A few hours before I started writing this piece, Sadiq Khan was named London's first Muslim mayor. The campaign was ugly, uglier than usual, with race and religion as its pivot (no brainer). However, despite the controversy, Khan addressed his people by stating at the outset that he was going to be "a mayor for all Londoners."
Khan's history is interesting to note: he grew up the son of a Pakistani taxi driver, struggling to make ends meet in the UK with eight children living in a government-subsidized home. Khan has lived just "a few miles away" from London, as he stated in his speech. Despite that, it becomes important for people like him to constantly reiterate their identifying values, especially when all news articles have characterized him as a "Muslim", over and above his profession or party affiliations. A local government expert, Tony Travers, noted that, "the majority of people who voted for him will not have been Muslims." Then why is it that people like Khan need to prove their loyalty time and again?
[W]hen it's someone that you have more in un-common with, it's easier to highlight differences rather than struggle with similarities, or even try to get to know them.
The answer is simpler than expected. People find solidarity in liked-ness. This is something that each one of us experience on a day-to-day basis. When you enter a new school or workplace, the easiest ways to connect with someone or initiate conversation are by fishing for common factors such as place of upbringing, religion, ethnicity and even caste. Therefore, when it's someone you have more in un-common with, it's easier to highlight differences rather than struggle with similarities, or even try to get to know them.
That's probably what's happening with Khan too. Even though he grew up within the UK, has a British accent and is even in the government, his race and religion distinguish him from the majority, which makes him stand out. However, standing out isn't necessarily a bad thing. Khan used his struggles positively and convinced one of the greatest cities in the world that it can be multi-cultural and appreciative of difference by voting for him. This victory is symbolic for London, not because it voted for a Muslim, but because it saw beyond that first brush of un-similarity, or what I call "first affiliation".
Back in India, despite being slightly on the lower end of development and educated responsiveness, as a community, the same issues mar us as well. What London has done today is something many of us hope, India can do too.
This victory is symbolic for London, not because it voted for a Muslim, but because it saw beyond that first brush of un-similarity, or what I call "first affiliation".
The key, in my opinion, is within. It's easy to choose someone based on that first affiliation, especially when constituencies are large and candidates are less accessible. However, if each individual makes it a point to hear someone out, listen to their policies, evaluate their contributions--that is when society will truly be meritorious. To clarify, merit here does not mean the absence of difference and evaluation without having consideration for socio-economic differences. Merit is the ability of that candidate to use his difference and turn it into an advantage, the way Khan has done today. Within the Indian context, it is when a candidate accepts the privilege of reservation or a struggling background, for instance, and shows the community how they channeled that in terms of benefiting the community, rather than using the first affiliation as a sole winning game.

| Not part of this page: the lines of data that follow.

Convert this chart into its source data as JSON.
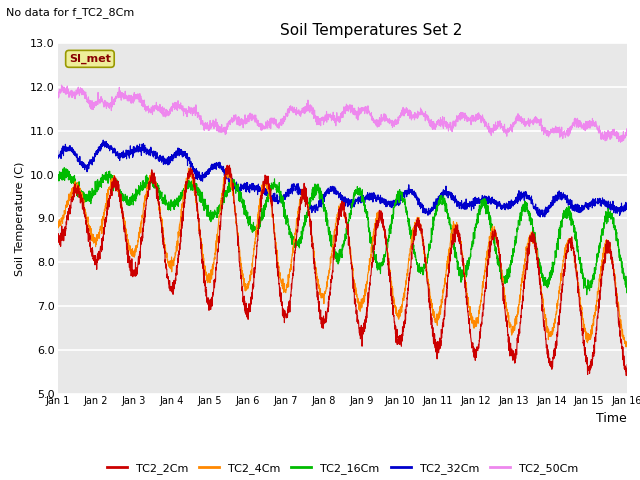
{
  "title": "Soil Temperatures Set 2",
  "xlabel": "Time",
  "ylabel": "Soil Temperature (C)",
  "ylim": [
    5.0,
    13.0
  ],
  "yticks": [
    5.0,
    6.0,
    7.0,
    8.0,
    9.0,
    10.0,
    11.0,
    12.0,
    13.0
  ],
  "xlim": [
    0,
    15
  ],
  "xtick_labels": [
    "Jan 1",
    "Jan 2",
    "Jan 3",
    "Jan 4",
    "Jan 5",
    "Jan 6",
    "Jan 7",
    "Jan 8",
    "Jan 9",
    "Jan 10",
    "Jan 11",
    "Jan 12",
    "Jan 13",
    "Jan 14",
    "Jan 15",
    "Jan 16"
  ],
  "no_data_text": "No data for f_TC2_8Cm",
  "annotation_text": "SI_met",
  "fig_facecolor": "#ffffff",
  "plot_bg_color": "#e8e8e8",
  "colors": {
    "TC2_2Cm": "#cc0000",
    "TC2_4Cm": "#ff8800",
    "TC2_16Cm": "#00bb00",
    "TC2_32Cm": "#0000cc",
    "TC2_50Cm": "#ee88ee"
  },
  "legend_labels": [
    "TC2_2Cm",
    "TC2_4Cm",
    "TC2_16Cm",
    "TC2_32Cm",
    "TC2_50Cm"
  ]
}
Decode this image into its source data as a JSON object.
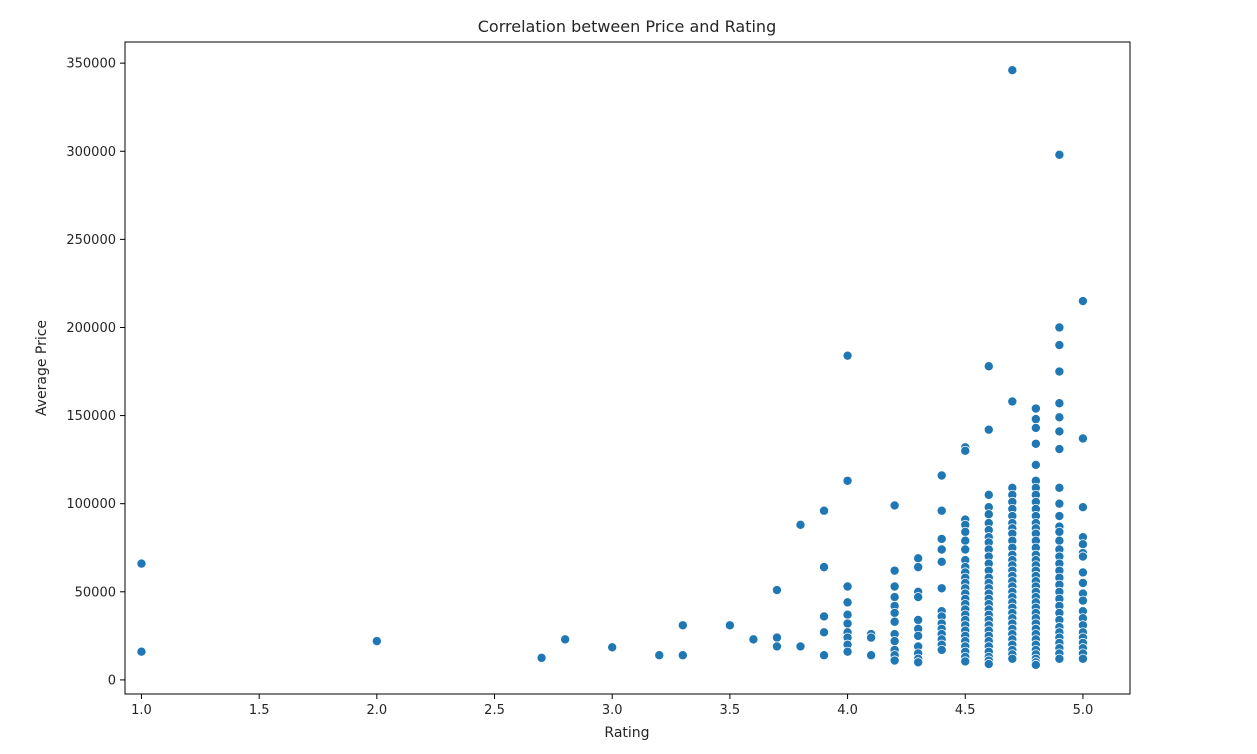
{
  "chart_data": {
    "type": "scatter",
    "title": "Correlation between Price and Rating",
    "xlabel": "Rating",
    "ylabel": "Average Price",
    "xlim": [
      0.93,
      5.2
    ],
    "ylim": [
      -8000,
      362000
    ],
    "xticks": [
      1.0,
      1.5,
      2.0,
      2.5,
      3.0,
      3.5,
      4.0,
      4.5,
      5.0
    ],
    "xtick_labels": [
      "1.0",
      "1.5",
      "2.0",
      "2.5",
      "3.0",
      "3.5",
      "4.0",
      "4.5",
      "5.0"
    ],
    "yticks": [
      0,
      50000,
      100000,
      150000,
      200000,
      250000,
      300000,
      350000
    ],
    "ytick_labels": [
      "0",
      "50000",
      "100000",
      "150000",
      "200000",
      "250000",
      "300000",
      "350000"
    ],
    "grid": false,
    "point_color": "#1f77b4",
    "points": [
      {
        "x": 1.0,
        "y": 66000
      },
      {
        "x": 1.0,
        "y": 16000
      },
      {
        "x": 2.0,
        "y": 22000
      },
      {
        "x": 2.7,
        "y": 12500
      },
      {
        "x": 2.8,
        "y": 23000
      },
      {
        "x": 3.0,
        "y": 18500
      },
      {
        "x": 3.2,
        "y": 14000
      },
      {
        "x": 3.3,
        "y": 31000
      },
      {
        "x": 3.3,
        "y": 14000
      },
      {
        "x": 3.5,
        "y": 31000
      },
      {
        "x": 3.6,
        "y": 23000
      },
      {
        "x": 3.7,
        "y": 51000
      },
      {
        "x": 3.7,
        "y": 24000
      },
      {
        "x": 3.7,
        "y": 19000
      },
      {
        "x": 3.8,
        "y": 88000
      },
      {
        "x": 3.8,
        "y": 19000
      },
      {
        "x": 3.9,
        "y": 96000
      },
      {
        "x": 3.9,
        "y": 64000
      },
      {
        "x": 3.9,
        "y": 36000
      },
      {
        "x": 3.9,
        "y": 27000
      },
      {
        "x": 3.9,
        "y": 14000
      },
      {
        "x": 4.0,
        "y": 184000
      },
      {
        "x": 4.0,
        "y": 113000
      },
      {
        "x": 4.0,
        "y": 53000
      },
      {
        "x": 4.0,
        "y": 44000
      },
      {
        "x": 4.0,
        "y": 37000
      },
      {
        "x": 4.0,
        "y": 32000
      },
      {
        "x": 4.0,
        "y": 27000
      },
      {
        "x": 4.0,
        "y": 24000
      },
      {
        "x": 4.0,
        "y": 20000
      },
      {
        "x": 4.0,
        "y": 16000
      },
      {
        "x": 4.1,
        "y": 26000
      },
      {
        "x": 4.1,
        "y": 24000
      },
      {
        "x": 4.1,
        "y": 14000
      },
      {
        "x": 4.2,
        "y": 99000
      },
      {
        "x": 4.2,
        "y": 62000
      },
      {
        "x": 4.2,
        "y": 53000
      },
      {
        "x": 4.2,
        "y": 47000
      },
      {
        "x": 4.2,
        "y": 42000
      },
      {
        "x": 4.2,
        "y": 38000
      },
      {
        "x": 4.2,
        "y": 33000
      },
      {
        "x": 4.2,
        "y": 26000
      },
      {
        "x": 4.2,
        "y": 22000
      },
      {
        "x": 4.2,
        "y": 17000
      },
      {
        "x": 4.2,
        "y": 14000
      },
      {
        "x": 4.2,
        "y": 11000
      },
      {
        "x": 4.3,
        "y": 69000
      },
      {
        "x": 4.3,
        "y": 64000
      },
      {
        "x": 4.3,
        "y": 50000
      },
      {
        "x": 4.3,
        "y": 47000
      },
      {
        "x": 4.3,
        "y": 34000
      },
      {
        "x": 4.3,
        "y": 29000
      },
      {
        "x": 4.3,
        "y": 25000
      },
      {
        "x": 4.3,
        "y": 19000
      },
      {
        "x": 4.3,
        "y": 15000
      },
      {
        "x": 4.3,
        "y": 12000
      },
      {
        "x": 4.3,
        "y": 10000
      },
      {
        "x": 4.4,
        "y": 116000
      },
      {
        "x": 4.4,
        "y": 96000
      },
      {
        "x": 4.4,
        "y": 80000
      },
      {
        "x": 4.4,
        "y": 74000
      },
      {
        "x": 4.4,
        "y": 67000
      },
      {
        "x": 4.4,
        "y": 52000
      },
      {
        "x": 4.4,
        "y": 39000
      },
      {
        "x": 4.4,
        "y": 36000
      },
      {
        "x": 4.4,
        "y": 32000
      },
      {
        "x": 4.4,
        "y": 29000
      },
      {
        "x": 4.4,
        "y": 26000
      },
      {
        "x": 4.4,
        "y": 23000
      },
      {
        "x": 4.4,
        "y": 20000
      },
      {
        "x": 4.4,
        "y": 17000
      },
      {
        "x": 4.5,
        "y": 132000
      },
      {
        "x": 4.5,
        "y": 130000
      },
      {
        "x": 4.5,
        "y": 91000
      },
      {
        "x": 4.5,
        "y": 88000
      },
      {
        "x": 4.5,
        "y": 84000
      },
      {
        "x": 4.5,
        "y": 79000
      },
      {
        "x": 4.5,
        "y": 74000
      },
      {
        "x": 4.5,
        "y": 68000
      },
      {
        "x": 4.5,
        "y": 64000
      },
      {
        "x": 4.5,
        "y": 61000
      },
      {
        "x": 4.5,
        "y": 58000
      },
      {
        "x": 4.5,
        "y": 55000
      },
      {
        "x": 4.5,
        "y": 52000
      },
      {
        "x": 4.5,
        "y": 49000
      },
      {
        "x": 4.5,
        "y": 46000
      },
      {
        "x": 4.5,
        "y": 43000
      },
      {
        "x": 4.5,
        "y": 40000
      },
      {
        "x": 4.5,
        "y": 37000
      },
      {
        "x": 4.5,
        "y": 34000
      },
      {
        "x": 4.5,
        "y": 31000
      },
      {
        "x": 4.5,
        "y": 28000
      },
      {
        "x": 4.5,
        "y": 25000
      },
      {
        "x": 4.5,
        "y": 22000
      },
      {
        "x": 4.5,
        "y": 19000
      },
      {
        "x": 4.5,
        "y": 16000
      },
      {
        "x": 4.5,
        "y": 13000
      },
      {
        "x": 4.5,
        "y": 10500
      },
      {
        "x": 4.6,
        "y": 178000
      },
      {
        "x": 4.6,
        "y": 142000
      },
      {
        "x": 4.6,
        "y": 105000
      },
      {
        "x": 4.6,
        "y": 98000
      },
      {
        "x": 4.6,
        "y": 94000
      },
      {
        "x": 4.6,
        "y": 89000
      },
      {
        "x": 4.6,
        "y": 85000
      },
      {
        "x": 4.6,
        "y": 81000
      },
      {
        "x": 4.6,
        "y": 78000
      },
      {
        "x": 4.6,
        "y": 74000
      },
      {
        "x": 4.6,
        "y": 70000
      },
      {
        "x": 4.6,
        "y": 66000
      },
      {
        "x": 4.6,
        "y": 62000
      },
      {
        "x": 4.6,
        "y": 58000
      },
      {
        "x": 4.6,
        "y": 55000
      },
      {
        "x": 4.6,
        "y": 52000
      },
      {
        "x": 4.6,
        "y": 49000
      },
      {
        "x": 4.6,
        "y": 46000
      },
      {
        "x": 4.6,
        "y": 43000
      },
      {
        "x": 4.6,
        "y": 40000
      },
      {
        "x": 4.6,
        "y": 37000
      },
      {
        "x": 4.6,
        "y": 34000
      },
      {
        "x": 4.6,
        "y": 31000
      },
      {
        "x": 4.6,
        "y": 28000
      },
      {
        "x": 4.6,
        "y": 25000
      },
      {
        "x": 4.6,
        "y": 22000
      },
      {
        "x": 4.6,
        "y": 19000
      },
      {
        "x": 4.6,
        "y": 16000
      },
      {
        "x": 4.6,
        "y": 13000
      },
      {
        "x": 4.6,
        "y": 11000
      },
      {
        "x": 4.6,
        "y": 9000
      },
      {
        "x": 4.7,
        "y": 346000
      },
      {
        "x": 4.7,
        "y": 158000
      },
      {
        "x": 4.7,
        "y": 109000
      },
      {
        "x": 4.7,
        "y": 105000
      },
      {
        "x": 4.7,
        "y": 101000
      },
      {
        "x": 4.7,
        "y": 97000
      },
      {
        "x": 4.7,
        "y": 93000
      },
      {
        "x": 4.7,
        "y": 89000
      },
      {
        "x": 4.7,
        "y": 86000
      },
      {
        "x": 4.7,
        "y": 83000
      },
      {
        "x": 4.7,
        "y": 79000
      },
      {
        "x": 4.7,
        "y": 75000
      },
      {
        "x": 4.7,
        "y": 71000
      },
      {
        "x": 4.7,
        "y": 68000
      },
      {
        "x": 4.7,
        "y": 65000
      },
      {
        "x": 4.7,
        "y": 62000
      },
      {
        "x": 4.7,
        "y": 59000
      },
      {
        "x": 4.7,
        "y": 56000
      },
      {
        "x": 4.7,
        "y": 53000
      },
      {
        "x": 4.7,
        "y": 50000
      },
      {
        "x": 4.7,
        "y": 47000
      },
      {
        "x": 4.7,
        "y": 44000
      },
      {
        "x": 4.7,
        "y": 41000
      },
      {
        "x": 4.7,
        "y": 38000
      },
      {
        "x": 4.7,
        "y": 35000
      },
      {
        "x": 4.7,
        "y": 32000
      },
      {
        "x": 4.7,
        "y": 29000
      },
      {
        "x": 4.7,
        "y": 26000
      },
      {
        "x": 4.7,
        "y": 23000
      },
      {
        "x": 4.7,
        "y": 20000
      },
      {
        "x": 4.7,
        "y": 17000
      },
      {
        "x": 4.7,
        "y": 14500
      },
      {
        "x": 4.7,
        "y": 12000
      },
      {
        "x": 4.8,
        "y": 154000
      },
      {
        "x": 4.8,
        "y": 148000
      },
      {
        "x": 4.8,
        "y": 143000
      },
      {
        "x": 4.8,
        "y": 134000
      },
      {
        "x": 4.8,
        "y": 122000
      },
      {
        "x": 4.8,
        "y": 113000
      },
      {
        "x": 4.8,
        "y": 109000
      },
      {
        "x": 4.8,
        "y": 105000
      },
      {
        "x": 4.8,
        "y": 101000
      },
      {
        "x": 4.8,
        "y": 97000
      },
      {
        "x": 4.8,
        "y": 93000
      },
      {
        "x": 4.8,
        "y": 89000
      },
      {
        "x": 4.8,
        "y": 86000
      },
      {
        "x": 4.8,
        "y": 83000
      },
      {
        "x": 4.8,
        "y": 79000
      },
      {
        "x": 4.8,
        "y": 75000
      },
      {
        "x": 4.8,
        "y": 71000
      },
      {
        "x": 4.8,
        "y": 68000
      },
      {
        "x": 4.8,
        "y": 65000
      },
      {
        "x": 4.8,
        "y": 62000
      },
      {
        "x": 4.8,
        "y": 59000
      },
      {
        "x": 4.8,
        "y": 56000
      },
      {
        "x": 4.8,
        "y": 53000
      },
      {
        "x": 4.8,
        "y": 50000
      },
      {
        "x": 4.8,
        "y": 47000
      },
      {
        "x": 4.8,
        "y": 44000
      },
      {
        "x": 4.8,
        "y": 41000
      },
      {
        "x": 4.8,
        "y": 38000
      },
      {
        "x": 4.8,
        "y": 35000
      },
      {
        "x": 4.8,
        "y": 32000
      },
      {
        "x": 4.8,
        "y": 29000
      },
      {
        "x": 4.8,
        "y": 26000
      },
      {
        "x": 4.8,
        "y": 23000
      },
      {
        "x": 4.8,
        "y": 20000
      },
      {
        "x": 4.8,
        "y": 17000
      },
      {
        "x": 4.8,
        "y": 14500
      },
      {
        "x": 4.8,
        "y": 12000
      },
      {
        "x": 4.8,
        "y": 10000
      },
      {
        "x": 4.8,
        "y": 8500
      },
      {
        "x": 4.9,
        "y": 298000
      },
      {
        "x": 4.9,
        "y": 200000
      },
      {
        "x": 4.9,
        "y": 190000
      },
      {
        "x": 4.9,
        "y": 175000
      },
      {
        "x": 4.9,
        "y": 157000
      },
      {
        "x": 4.9,
        "y": 149000
      },
      {
        "x": 4.9,
        "y": 141000
      },
      {
        "x": 4.9,
        "y": 131000
      },
      {
        "x": 4.9,
        "y": 109000
      },
      {
        "x": 4.9,
        "y": 100000
      },
      {
        "x": 4.9,
        "y": 93000
      },
      {
        "x": 4.9,
        "y": 87000
      },
      {
        "x": 4.9,
        "y": 84000
      },
      {
        "x": 4.9,
        "y": 79000
      },
      {
        "x": 4.9,
        "y": 74000
      },
      {
        "x": 4.9,
        "y": 70000
      },
      {
        "x": 4.9,
        "y": 66000
      },
      {
        "x": 4.9,
        "y": 62000
      },
      {
        "x": 4.9,
        "y": 58000
      },
      {
        "x": 4.9,
        "y": 54000
      },
      {
        "x": 4.9,
        "y": 50000
      },
      {
        "x": 4.9,
        "y": 46000
      },
      {
        "x": 4.9,
        "y": 42000
      },
      {
        "x": 4.9,
        "y": 38000
      },
      {
        "x": 4.9,
        "y": 34000
      },
      {
        "x": 4.9,
        "y": 30000
      },
      {
        "x": 4.9,
        "y": 27000
      },
      {
        "x": 4.9,
        "y": 24000
      },
      {
        "x": 4.9,
        "y": 21000
      },
      {
        "x": 4.9,
        "y": 18000
      },
      {
        "x": 4.9,
        "y": 15000
      },
      {
        "x": 4.9,
        "y": 12000
      },
      {
        "x": 5.0,
        "y": 215000
      },
      {
        "x": 5.0,
        "y": 137000
      },
      {
        "x": 5.0,
        "y": 98000
      },
      {
        "x": 5.0,
        "y": 81000
      },
      {
        "x": 5.0,
        "y": 77000
      },
      {
        "x": 5.0,
        "y": 72000
      },
      {
        "x": 5.0,
        "y": 70000
      },
      {
        "x": 5.0,
        "y": 61000
      },
      {
        "x": 5.0,
        "y": 55000
      },
      {
        "x": 5.0,
        "y": 49000
      },
      {
        "x": 5.0,
        "y": 45000
      },
      {
        "x": 5.0,
        "y": 39000
      },
      {
        "x": 5.0,
        "y": 35000
      },
      {
        "x": 5.0,
        "y": 31000
      },
      {
        "x": 5.0,
        "y": 27000
      },
      {
        "x": 5.0,
        "y": 24000
      },
      {
        "x": 5.0,
        "y": 21000
      },
      {
        "x": 5.0,
        "y": 18000
      },
      {
        "x": 5.0,
        "y": 15000
      },
      {
        "x": 5.0,
        "y": 12000
      }
    ]
  }
}
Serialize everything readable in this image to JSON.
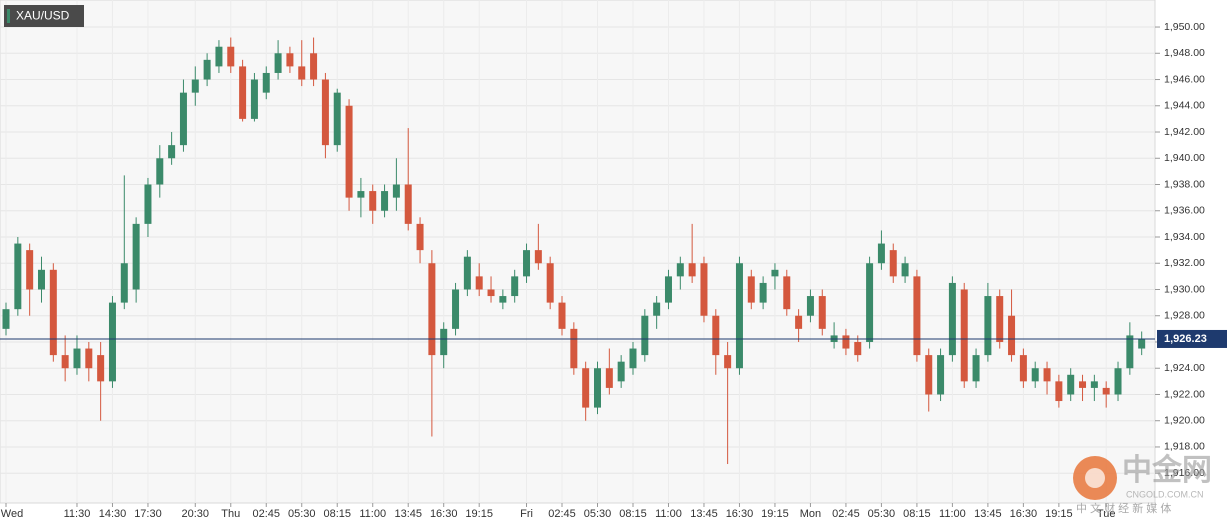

It is about using experience to drive policy and change, instead of using difference as a tool to further divide the populace.
Today, for instance, if a Jat woman is standing for a post within a university election, people will either identify with her based on gender or caste, because that is how first affiliations work. Even my first characterization was based on these affiliations! And it isn't a wrong thing. The wrong thing is to choose her just because she's that. The right thing to do is to evaluate her work, assess her policies based on her different experience, consider her contribution to society and then pick her, moving past that first affiliation.
Be selfish. Be wise. Go beyond that first affiliation and choose merit, not theatrics.
However, we should always remember that this is a two-way street. It can only be a successful and implementable ideal when candidates at least try proving their worth and voters at least try listening to policies. A candidate won't waste his/her campaign money explaining something to people who aren't interested. As an audience, it's very easy to brush someone off because they have a funny accent or look different from you. What's tougher is to actually give a damn, listen and eventually pick a leader for you. In other words, it's the art of being selfish and picking someone who can make your life easier. Secret ballot politics is probably one of the few and easier socially justified avenues for being selfish. At the end of the day, screaming your religion or your ethnicity won't churn the economy--it's going to be about policies and implementation. This is something that people often skip, but is actually the crux of the point.
This of course, is easier said than done. It's an ideal and let's face it, not many ideals are actually implementable. Politics is a funny game, where drama, masala and chutzpah blended with first affiliations may get you by till election day. However, as the voting body on the receiving end of all this, remember that morning will come after the show's over and a choice based on TRP puts you at a disadvantage, because eventually it's your daily life that'll be affected. Be selfish. Be wise. Go beyond that first affiliation and choose merit, not theatrics.